Bundan anlaşılıyor ki yalancılık bu cihanda yüz karalığı imiş, öbür­ âlemde de rüsvaylıktır.

 

 


[1] Hâkim, el-Müstedrek c.1.s.108/142 (Beyrut). Tirmizi, Sünen c.4.s.557/2315 (Beyrut). Darimi, Sünen c.2.s.382/2702 (Beyrut). Ebu Davud, Sünen c.4.s.297/4990. Nesai, Sünenü’l-Kübra c.6.s.509/11655 (Beyrut). İmamı Ahmed ibni Hanbel, Müsned c.5.s.5 (Mısır). Tabarani, el-Mu’cemü’l-Kebir c.19.s.413/950–951 (Musul). Beyhaki, Şuabu’l-İman c.4.s.213/4831 (Beyrut). İbni Mübarek, Zühd s.254/733 (Beyrut). Deylemi, el-Firdevsü bi Me’sûri’l-Hıtab c.4.s.398/7150 (Beyrut). 
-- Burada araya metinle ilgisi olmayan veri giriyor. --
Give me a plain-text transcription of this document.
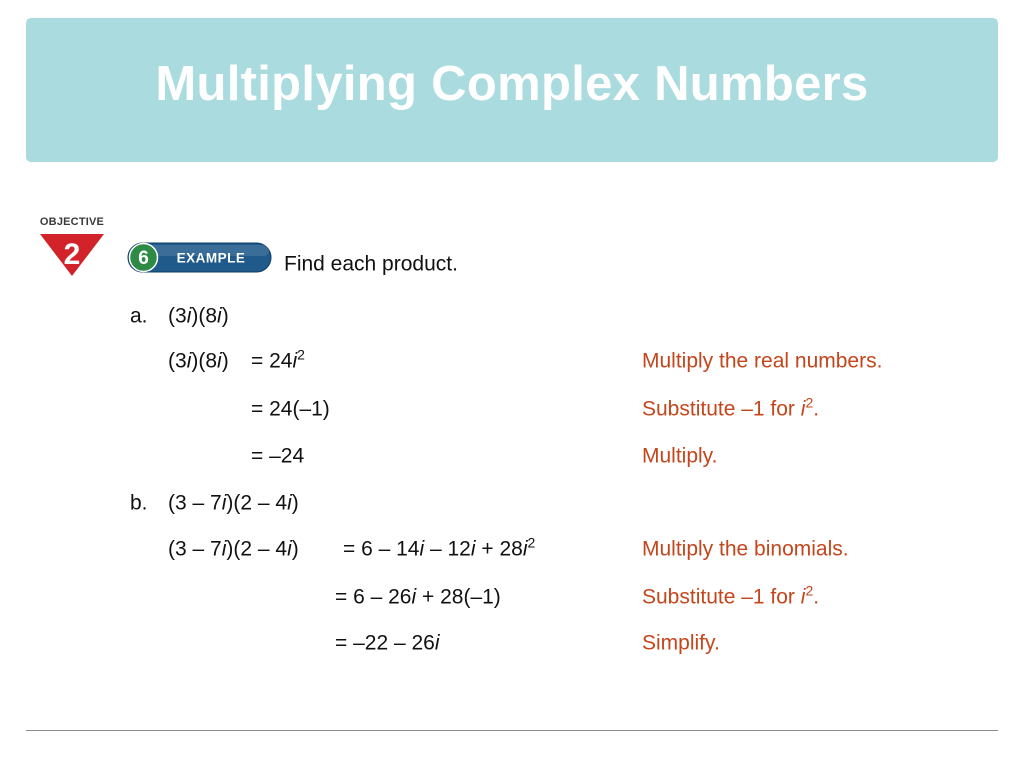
Multiplying Complex Numbers
OBJECTIVE
2	6 EXAMPLE Find each product.
a. (3i)(8i)
$(3i)(8i) = 24i^2$	Multiply the real numbers.
= 24(–1)	Substitute –1 for $i^2$.
= –24	Multiply.
b. (3 – 7i)(2 – 4i)
$(3 - 7i)(2 - 4i) = 6 - 14i - 12i + 28i^2$	Multiply the binomials.
= 6 – 26i + 28(–1)	Substitute –1 for $i^2$.
= –22 – 26i	Simplify.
[2] Kenzü’l İrfan 1001 Hadis, s. 114/727.

[3] Kenzü’l İrfan 1001 Hadis, s. 114/729.

[4] Kenzü’l İrfan 1001 Hadis, s. 114/730.

[5] Kenzü’l İrfan 1001 Hadis, s. 114/732.

[6] Kenzü’l İrfan 1001 Hadis, s. 114/734.

[7] Kenzü’l İrfan 1001 Hadis, s. 114/726.

[8] Kenzü’l İrfan 1001 Hadis, s. 90/563.

[9] Kenzü’l İrfan 1001 Hadis, s. 90/564.

[10] Kenzü’l İrfan 1001 Hadis, s. 90/565.

[11] Kenzü’l-İrfan 1001 Hadis, s. 90/565. (Osmanlıca baskı). Beyhaki, Şuabu’l-İman c.4.s.241/4933 (Beyrut). Tabarani, el-Mu’cemü’l-Kebir c.10.s197/10446 (Musul).

[12] Tirmizi, Sünen c.4.s.660/2501 (Beyrut). İmamı Ahmed ibni Hanbel, Müsned c.2.s.159/6481 (Mısır). Beyhaki, Şuabu’l-İman c.4.s.254/4983 (Beyrut). Darimi, Sünen c.Kenzü’l-İrfan 1001 Hadis s.91/571 (Osmanlıca baskı).

[13] Şuabu’l-İman c.4.s.269/5055 (Beyrut). Ebu Nuaym, Hilyetü’l-Evliya c.7.s.82 (Beyrut). Kenzü’l-İrfan 1001 Hadis s.91/569 (Osmanlıca baskı). Münavi, Feyzü’l-Kadir c.4.s.241 (Mısır).